Many thanks to Nicky Buckett and Mandy Spiller for the photographs

Safety Boat Certificates for Club Members

Or, if the ‘Daily Mirror’ was doing the headline, it would be ‘Tamar Four Power to Success’!  Congratulations to Brian, Sue, John W and Toby for all successfully completing the two-day course over the weekend and being awarded their certificates.  Phil Timings ran the course, which by all accounts was very comprehensive, including practicals on rescuing canoes, kayaks and windsurfers, as well retrieving capsized sailing dinghies.  Fortunately, the weather was relatively benign for the time of year, with some sunshine on both days.  Thanks to all four club members for giving up their weekend to gain the qualification.

Many thanks to Mandy Pollard and Roger Heasman for the photographs.

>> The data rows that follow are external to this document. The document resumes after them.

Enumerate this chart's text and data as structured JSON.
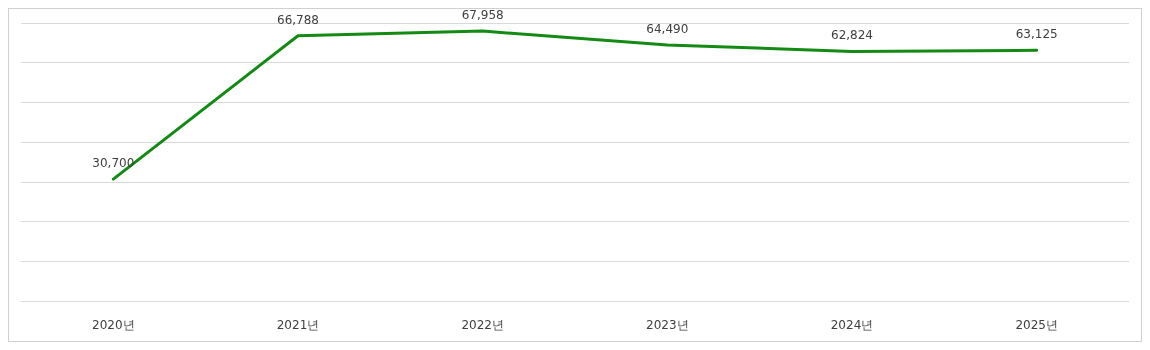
{
  "chart_data": {
    "type": "line",
    "categories": [
      "2020년",
      "2021년",
      "2022년",
      "2023년",
      "2024년",
      "2025년"
    ],
    "series": [
      {
        "color": "#138a13",
        "values": [
          30700,
          66788,
          67958,
          64490,
          62824,
          63125
        ],
        "value_labels": [
          "30,700",
          "66,788",
          "67,958",
          "64,490",
          "62,824",
          "63,125"
        ]
      }
    ],
    "tick_labels": "x",
    "grid": "y",
    "marker": "none",
    "line_style": "solid"
  }
}
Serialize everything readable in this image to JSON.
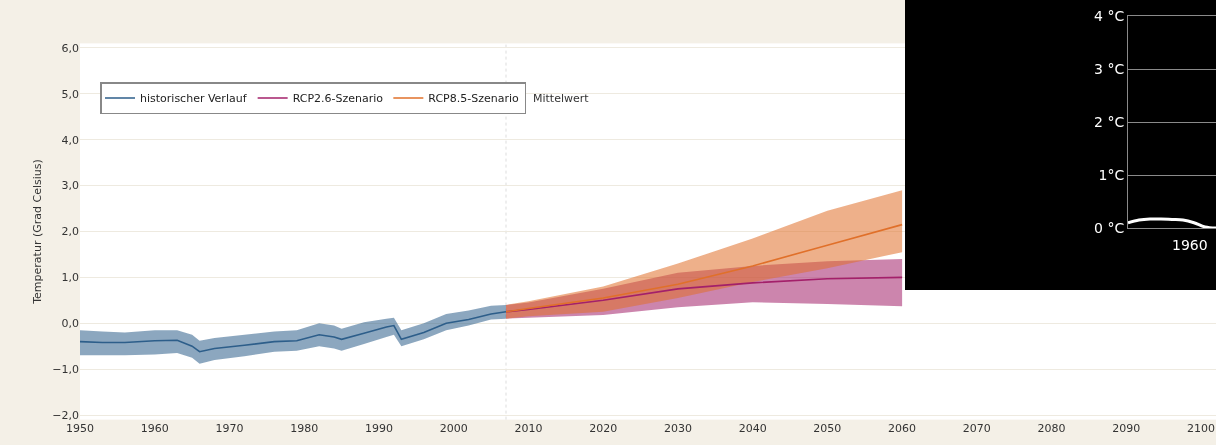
{
  "chart_data": [
    {
      "type": "line",
      "ylabel": "Temperatur (Grad Celsius)",
      "xlim": [
        1950,
        2102
      ],
      "xticks": [
        1950,
        1960,
        1970,
        1980,
        1990,
        2000,
        2010,
        2020,
        2030,
        2040,
        2050,
        2060,
        2070,
        2080,
        2090,
        2100
      ],
      "ylim": [
        -2.1,
        6.1
      ],
      "yticks": [
        {
          "value": -2,
          "label": "−2,0"
        },
        {
          "value": -1,
          "label": "−1,0"
        },
        {
          "value": 0,
          "label": "0,0"
        },
        {
          "value": 1,
          "label": "1,0"
        },
        {
          "value": 2,
          "label": "2,0"
        },
        {
          "value": 3,
          "label": "3,0"
        },
        {
          "value": 4,
          "label": "4,0"
        },
        {
          "value": 5,
          "label": "5,0"
        },
        {
          "value": 6,
          "label": "6,0"
        }
      ],
      "grid": "y",
      "legend": "top left",
      "annotations": [
        "Mittelwert"
      ],
      "ref_lines": [
        {
          "axis": "x",
          "value": 2007,
          "color": "#dddddd",
          "line_style": "dotted"
        }
      ],
      "series": [
        {
          "name": "historischer Verlauf",
          "color": "#2d5e8a",
          "x": [
            1950,
            1953,
            1956,
            1960,
            1963,
            1965,
            1966,
            1968,
            1972,
            1976,
            1979,
            1982,
            1984,
            1985,
            1988,
            1991,
            1992,
            1993,
            1996,
            1999,
            2002,
            2005,
            2007
          ],
          "values": [
            -0.4,
            -0.42,
            -0.42,
            -0.38,
            -0.37,
            -0.5,
            -0.62,
            -0.55,
            -0.48,
            -0.4,
            -0.38,
            -0.25,
            -0.3,
            -0.35,
            -0.22,
            -0.08,
            -0.05,
            -0.35,
            -0.2,
            0.0,
            0.08,
            0.2,
            0.25
          ],
          "upper": [
            -0.15,
            -0.18,
            -0.2,
            -0.15,
            -0.15,
            -0.25,
            -0.38,
            -0.32,
            -0.25,
            -0.18,
            -0.15,
            0.0,
            -0.05,
            -0.12,
            0.02,
            0.1,
            0.12,
            -0.15,
            0.0,
            0.2,
            0.28,
            0.38,
            0.4
          ],
          "lower": [
            -0.7,
            -0.7,
            -0.7,
            -0.68,
            -0.65,
            -0.75,
            -0.88,
            -0.8,
            -0.72,
            -0.62,
            -0.6,
            -0.5,
            -0.55,
            -0.6,
            -0.45,
            -0.3,
            -0.25,
            -0.5,
            -0.35,
            -0.15,
            -0.05,
            0.08,
            0.1
          ]
        },
        {
          "name": "RCP2.6-Szenario",
          "color": "#a3206a",
          "x": [
            2007,
            2010,
            2020,
            2030,
            2040,
            2050,
            2060
          ],
          "values": [
            0.25,
            0.3,
            0.5,
            0.75,
            0.88,
            0.97,
            1.0
          ],
          "upper": [
            0.4,
            0.45,
            0.75,
            1.1,
            1.25,
            1.35,
            1.4
          ],
          "lower": [
            0.1,
            0.12,
            0.18,
            0.35,
            0.46,
            0.42,
            0.37
          ]
        },
        {
          "name": "RCP8.5-Szenario",
          "color": "#e0702a",
          "x": [
            2007,
            2010,
            2020,
            2030,
            2040,
            2050,
            2060
          ],
          "values": [
            0.25,
            0.32,
            0.55,
            0.85,
            1.25,
            1.7,
            2.15
          ],
          "upper": [
            0.4,
            0.48,
            0.8,
            1.3,
            1.85,
            2.45,
            2.9
          ],
          "lower": [
            0.1,
            0.15,
            0.25,
            0.55,
            0.9,
            1.2,
            1.55
          ]
        }
      ]
    },
    {
      "type": "line",
      "categories": [
        null,
        null,
        null,
        null,
        null,
        null,
        null,
        null,
        null
      ],
      "ylim": [
        0,
        4
      ],
      "yticks": [
        {
          "value": 0,
          "label": "0 °C"
        },
        {
          "value": 1,
          "label": "1°C"
        },
        {
          "value": 2,
          "label": "2 °C"
        },
        {
          "value": 3,
          "label": "3 °C"
        },
        {
          "value": 4,
          "label": "4 °C"
        }
      ],
      "grid": "y",
      "annotations": [
        "1960"
      ],
      "series": [
        {
          "color": "#ffffff",
          "values": [
            0.1,
            0.15,
            0.17,
            0.17,
            0.16,
            0.15,
            0.1,
            0.02,
            0.0
          ]
        }
      ]
    }
  ]
}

Ten Pin Bowling at Harlequinns

A cheerful group of club members gathered at Harlequinns to help banish the January blues away with an Saturday evening game of ten-pin bowling.  Divided into four lanes, everyone entered into the spirit of gentle competition to compete for best group, best individual, best junior etc. The pressure was eased somewhat by having the bumpers up on each lane, so that the potential embarrassment of rolling consecutive gutter balls was lifted.  Many thanks to Linda Spiller for organising the evening, which all ran very smoothly – and to Mandy Pollard for taking the photographs, on which the lighting produced some fascinating effects.